In its advocacy efforts, the Massachusetts Alliance on Teen Pregnancy also highlighted the benefits of nationwide school-based condom availability programs, citing studies from the American Journal of Public Health and the Guttmacher Institute:

  • Massachusetts students who had access to free condoms from their schools were twice as likely to use condoms during their most recent sexual encounter
  • Students who attended schools in New York City and Philadelphia with school-based condom availability programs also showed an increase in condom use among those who are sexually active but no increase in sexual activity.[5]

Those in Springfield hope for similar results, as the city has the second highest rate of Chlamydia and gonorrhea and the fourth highest rate of teen pregnancy in Massachusetts. In addition, 28 percent of Springfield 7th graders and 51 percent of Springfield 9th graders reported having had sexual intercourse in 2010..[6] Many have applauded Springfield’s adoption of the new initiative because it acknowledges and seeks to reduce the serious impact from STDs and unwanted teen pregnancies on the young people. One parent blogger, Amber Doty, who supports the condom availability initiative commented, “I want my child to be as safe as possible and that includes teaching him about and providing him with the means to practice safe sex.”.[7]

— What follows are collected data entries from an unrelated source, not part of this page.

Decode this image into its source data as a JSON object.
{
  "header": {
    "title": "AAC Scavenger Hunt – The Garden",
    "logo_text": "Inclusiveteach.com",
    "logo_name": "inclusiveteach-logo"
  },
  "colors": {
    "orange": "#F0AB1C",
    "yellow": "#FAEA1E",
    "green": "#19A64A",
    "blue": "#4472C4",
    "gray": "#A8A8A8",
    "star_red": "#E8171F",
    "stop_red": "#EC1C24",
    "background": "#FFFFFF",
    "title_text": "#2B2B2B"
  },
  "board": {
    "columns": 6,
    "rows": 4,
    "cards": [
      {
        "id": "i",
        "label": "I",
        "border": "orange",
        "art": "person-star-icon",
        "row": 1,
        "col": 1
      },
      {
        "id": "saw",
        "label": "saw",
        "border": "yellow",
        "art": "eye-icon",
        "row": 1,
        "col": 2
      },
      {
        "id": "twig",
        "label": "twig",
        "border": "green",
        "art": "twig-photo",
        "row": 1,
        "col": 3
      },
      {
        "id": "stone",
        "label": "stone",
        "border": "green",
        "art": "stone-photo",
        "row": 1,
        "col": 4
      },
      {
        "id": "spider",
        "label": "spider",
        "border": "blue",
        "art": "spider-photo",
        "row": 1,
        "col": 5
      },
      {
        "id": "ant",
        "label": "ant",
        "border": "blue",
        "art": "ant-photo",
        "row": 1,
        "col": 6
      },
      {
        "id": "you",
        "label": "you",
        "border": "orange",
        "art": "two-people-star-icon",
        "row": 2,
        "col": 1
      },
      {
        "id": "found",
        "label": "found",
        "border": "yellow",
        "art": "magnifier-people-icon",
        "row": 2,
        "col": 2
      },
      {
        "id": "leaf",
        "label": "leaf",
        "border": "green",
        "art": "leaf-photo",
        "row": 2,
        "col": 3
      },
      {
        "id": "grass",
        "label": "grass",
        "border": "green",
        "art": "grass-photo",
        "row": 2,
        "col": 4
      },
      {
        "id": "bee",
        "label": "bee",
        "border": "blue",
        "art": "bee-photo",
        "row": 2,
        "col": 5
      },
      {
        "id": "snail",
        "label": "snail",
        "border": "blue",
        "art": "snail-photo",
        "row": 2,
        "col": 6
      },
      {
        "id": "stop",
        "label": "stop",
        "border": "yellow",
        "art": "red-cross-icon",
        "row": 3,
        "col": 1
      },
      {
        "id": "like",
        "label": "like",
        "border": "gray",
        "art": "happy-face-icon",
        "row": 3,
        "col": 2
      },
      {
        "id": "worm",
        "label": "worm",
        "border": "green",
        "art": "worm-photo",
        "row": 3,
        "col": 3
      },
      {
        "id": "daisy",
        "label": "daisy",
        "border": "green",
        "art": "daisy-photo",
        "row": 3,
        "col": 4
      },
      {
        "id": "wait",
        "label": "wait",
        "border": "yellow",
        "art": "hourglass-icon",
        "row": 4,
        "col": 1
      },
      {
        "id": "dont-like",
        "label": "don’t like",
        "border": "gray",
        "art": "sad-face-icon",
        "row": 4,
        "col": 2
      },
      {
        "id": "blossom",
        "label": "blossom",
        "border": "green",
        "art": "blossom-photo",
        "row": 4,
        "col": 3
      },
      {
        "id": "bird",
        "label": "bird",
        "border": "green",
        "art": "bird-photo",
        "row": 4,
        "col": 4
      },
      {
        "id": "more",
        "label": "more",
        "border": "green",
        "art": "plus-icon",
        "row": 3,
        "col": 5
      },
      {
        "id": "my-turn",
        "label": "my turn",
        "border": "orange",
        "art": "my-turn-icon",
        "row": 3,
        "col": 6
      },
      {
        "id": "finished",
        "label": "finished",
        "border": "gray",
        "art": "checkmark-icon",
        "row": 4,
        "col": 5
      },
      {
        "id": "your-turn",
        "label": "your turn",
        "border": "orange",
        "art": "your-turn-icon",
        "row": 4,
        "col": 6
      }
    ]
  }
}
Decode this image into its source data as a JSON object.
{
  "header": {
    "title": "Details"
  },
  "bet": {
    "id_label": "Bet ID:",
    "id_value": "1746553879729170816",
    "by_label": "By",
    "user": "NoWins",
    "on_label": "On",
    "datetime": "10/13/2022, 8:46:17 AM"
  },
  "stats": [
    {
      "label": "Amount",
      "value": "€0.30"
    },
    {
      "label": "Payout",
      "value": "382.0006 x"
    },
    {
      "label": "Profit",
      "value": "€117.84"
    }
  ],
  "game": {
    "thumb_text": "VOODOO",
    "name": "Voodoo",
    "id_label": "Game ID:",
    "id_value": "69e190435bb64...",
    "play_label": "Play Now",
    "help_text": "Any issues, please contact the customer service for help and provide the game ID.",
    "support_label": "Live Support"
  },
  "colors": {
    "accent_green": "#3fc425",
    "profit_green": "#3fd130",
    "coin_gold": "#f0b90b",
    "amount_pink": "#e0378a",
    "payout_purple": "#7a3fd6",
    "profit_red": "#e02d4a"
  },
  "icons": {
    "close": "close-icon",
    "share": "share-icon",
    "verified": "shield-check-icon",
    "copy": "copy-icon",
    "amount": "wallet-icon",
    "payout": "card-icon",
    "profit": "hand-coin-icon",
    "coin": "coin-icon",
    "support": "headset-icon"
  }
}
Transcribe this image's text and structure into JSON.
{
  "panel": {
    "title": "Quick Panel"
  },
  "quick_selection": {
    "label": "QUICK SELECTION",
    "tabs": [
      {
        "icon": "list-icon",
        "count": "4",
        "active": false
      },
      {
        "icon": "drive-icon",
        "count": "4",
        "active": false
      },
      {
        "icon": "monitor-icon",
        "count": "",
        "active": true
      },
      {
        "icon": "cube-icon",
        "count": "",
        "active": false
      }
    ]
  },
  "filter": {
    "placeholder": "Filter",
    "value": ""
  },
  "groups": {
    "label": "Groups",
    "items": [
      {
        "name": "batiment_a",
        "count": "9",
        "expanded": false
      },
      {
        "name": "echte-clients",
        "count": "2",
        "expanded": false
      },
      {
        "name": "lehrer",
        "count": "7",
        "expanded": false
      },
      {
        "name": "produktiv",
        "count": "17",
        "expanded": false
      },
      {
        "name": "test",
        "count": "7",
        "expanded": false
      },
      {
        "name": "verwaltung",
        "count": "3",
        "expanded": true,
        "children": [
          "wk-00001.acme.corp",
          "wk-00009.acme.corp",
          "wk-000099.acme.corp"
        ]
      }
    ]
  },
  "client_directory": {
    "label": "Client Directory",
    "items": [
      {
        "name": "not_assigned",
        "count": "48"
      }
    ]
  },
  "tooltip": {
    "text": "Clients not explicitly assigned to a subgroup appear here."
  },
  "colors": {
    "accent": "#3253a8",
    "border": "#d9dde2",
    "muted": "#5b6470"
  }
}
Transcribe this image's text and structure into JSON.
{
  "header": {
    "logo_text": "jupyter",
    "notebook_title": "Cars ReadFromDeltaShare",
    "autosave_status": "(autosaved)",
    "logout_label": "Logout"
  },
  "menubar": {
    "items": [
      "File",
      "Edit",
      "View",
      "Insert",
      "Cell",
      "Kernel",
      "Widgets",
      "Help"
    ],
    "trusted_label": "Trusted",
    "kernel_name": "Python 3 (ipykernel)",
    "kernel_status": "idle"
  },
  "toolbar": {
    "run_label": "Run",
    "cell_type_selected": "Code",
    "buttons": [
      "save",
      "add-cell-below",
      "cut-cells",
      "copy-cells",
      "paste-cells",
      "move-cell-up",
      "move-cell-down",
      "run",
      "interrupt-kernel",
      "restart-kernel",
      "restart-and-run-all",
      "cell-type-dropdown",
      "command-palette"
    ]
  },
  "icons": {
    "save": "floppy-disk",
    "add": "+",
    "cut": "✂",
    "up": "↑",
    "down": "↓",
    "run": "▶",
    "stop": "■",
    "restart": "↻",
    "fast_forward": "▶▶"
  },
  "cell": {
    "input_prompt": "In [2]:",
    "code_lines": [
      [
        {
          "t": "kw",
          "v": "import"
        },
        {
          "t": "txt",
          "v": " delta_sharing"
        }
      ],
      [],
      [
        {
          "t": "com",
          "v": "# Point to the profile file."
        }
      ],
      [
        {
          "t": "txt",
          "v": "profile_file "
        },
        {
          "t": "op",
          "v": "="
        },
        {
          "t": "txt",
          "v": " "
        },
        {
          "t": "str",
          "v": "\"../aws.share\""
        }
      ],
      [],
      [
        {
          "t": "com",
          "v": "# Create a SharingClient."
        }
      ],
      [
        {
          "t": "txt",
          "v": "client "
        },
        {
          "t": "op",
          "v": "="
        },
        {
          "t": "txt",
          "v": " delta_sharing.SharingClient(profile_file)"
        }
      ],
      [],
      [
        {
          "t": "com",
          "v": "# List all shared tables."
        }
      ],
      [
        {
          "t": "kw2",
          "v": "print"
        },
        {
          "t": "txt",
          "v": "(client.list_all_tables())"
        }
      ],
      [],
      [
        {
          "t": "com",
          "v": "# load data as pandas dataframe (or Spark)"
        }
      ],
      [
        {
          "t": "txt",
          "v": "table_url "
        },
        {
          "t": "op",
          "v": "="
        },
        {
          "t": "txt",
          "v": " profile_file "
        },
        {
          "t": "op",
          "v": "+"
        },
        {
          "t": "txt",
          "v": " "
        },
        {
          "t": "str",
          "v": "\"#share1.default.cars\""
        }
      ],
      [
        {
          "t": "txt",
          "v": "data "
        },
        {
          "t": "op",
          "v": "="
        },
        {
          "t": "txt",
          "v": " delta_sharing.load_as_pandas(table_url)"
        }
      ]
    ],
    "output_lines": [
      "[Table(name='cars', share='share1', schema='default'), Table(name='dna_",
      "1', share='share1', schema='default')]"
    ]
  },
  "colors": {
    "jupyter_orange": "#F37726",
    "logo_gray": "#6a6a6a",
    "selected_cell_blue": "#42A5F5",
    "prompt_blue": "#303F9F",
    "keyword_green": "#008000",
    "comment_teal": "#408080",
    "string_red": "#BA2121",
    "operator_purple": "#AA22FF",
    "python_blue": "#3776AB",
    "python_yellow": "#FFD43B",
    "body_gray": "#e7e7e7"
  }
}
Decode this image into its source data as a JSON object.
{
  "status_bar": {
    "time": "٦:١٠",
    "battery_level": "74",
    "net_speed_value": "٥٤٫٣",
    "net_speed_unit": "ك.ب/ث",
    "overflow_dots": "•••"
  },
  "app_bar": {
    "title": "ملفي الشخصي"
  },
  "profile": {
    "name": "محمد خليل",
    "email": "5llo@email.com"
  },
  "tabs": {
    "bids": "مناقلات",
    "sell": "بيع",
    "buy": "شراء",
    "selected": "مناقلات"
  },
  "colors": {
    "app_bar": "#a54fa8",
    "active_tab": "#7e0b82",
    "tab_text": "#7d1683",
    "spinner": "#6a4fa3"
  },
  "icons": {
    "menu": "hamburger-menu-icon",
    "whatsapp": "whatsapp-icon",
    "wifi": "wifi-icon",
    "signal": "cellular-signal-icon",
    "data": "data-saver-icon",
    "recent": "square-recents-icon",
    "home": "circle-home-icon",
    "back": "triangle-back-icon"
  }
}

[1]  “Springfield approves school condom policy,” The Boston Globe, 6 April 2012, accessed 23 April 2012, <>.
[2] “Springfield Committee Approves Giving Condoms To 12-year-olds At School,” Associated Press/CBS Connecticut, 6 April 2012, accessed 23 April 2012, <>.
[3] Kate Dailey, “‘Condoms for Kindergarteners’ The Smart Policy Behind the Dumb Headline,” The Daily Beast, 24 June 2010, accessed 23 April 2012, <>.
[4] Peter Goonan, “Springfield School Committee prepares to vote on condom policy as Holyoke program marks 7 years,” Mass Live, 4 April 2012, accessed 23 April 2012, <>.
[5] “Springfield Public Schools Considering Condom Availability Program,” Massachusetts Alliance on Teen Pregnancy, 29 March 2012, accessed 24 April 2012, <>.
[6] Facts: Springfield (Massachusetts: Massachusetts Alliance on Teen Pregnancy, 2011).
[7] Amber Doty, “Why I Will Give My Middle Schooler Condoms,” Babble, 30 March 2012, accessed 23 April 2012, <>.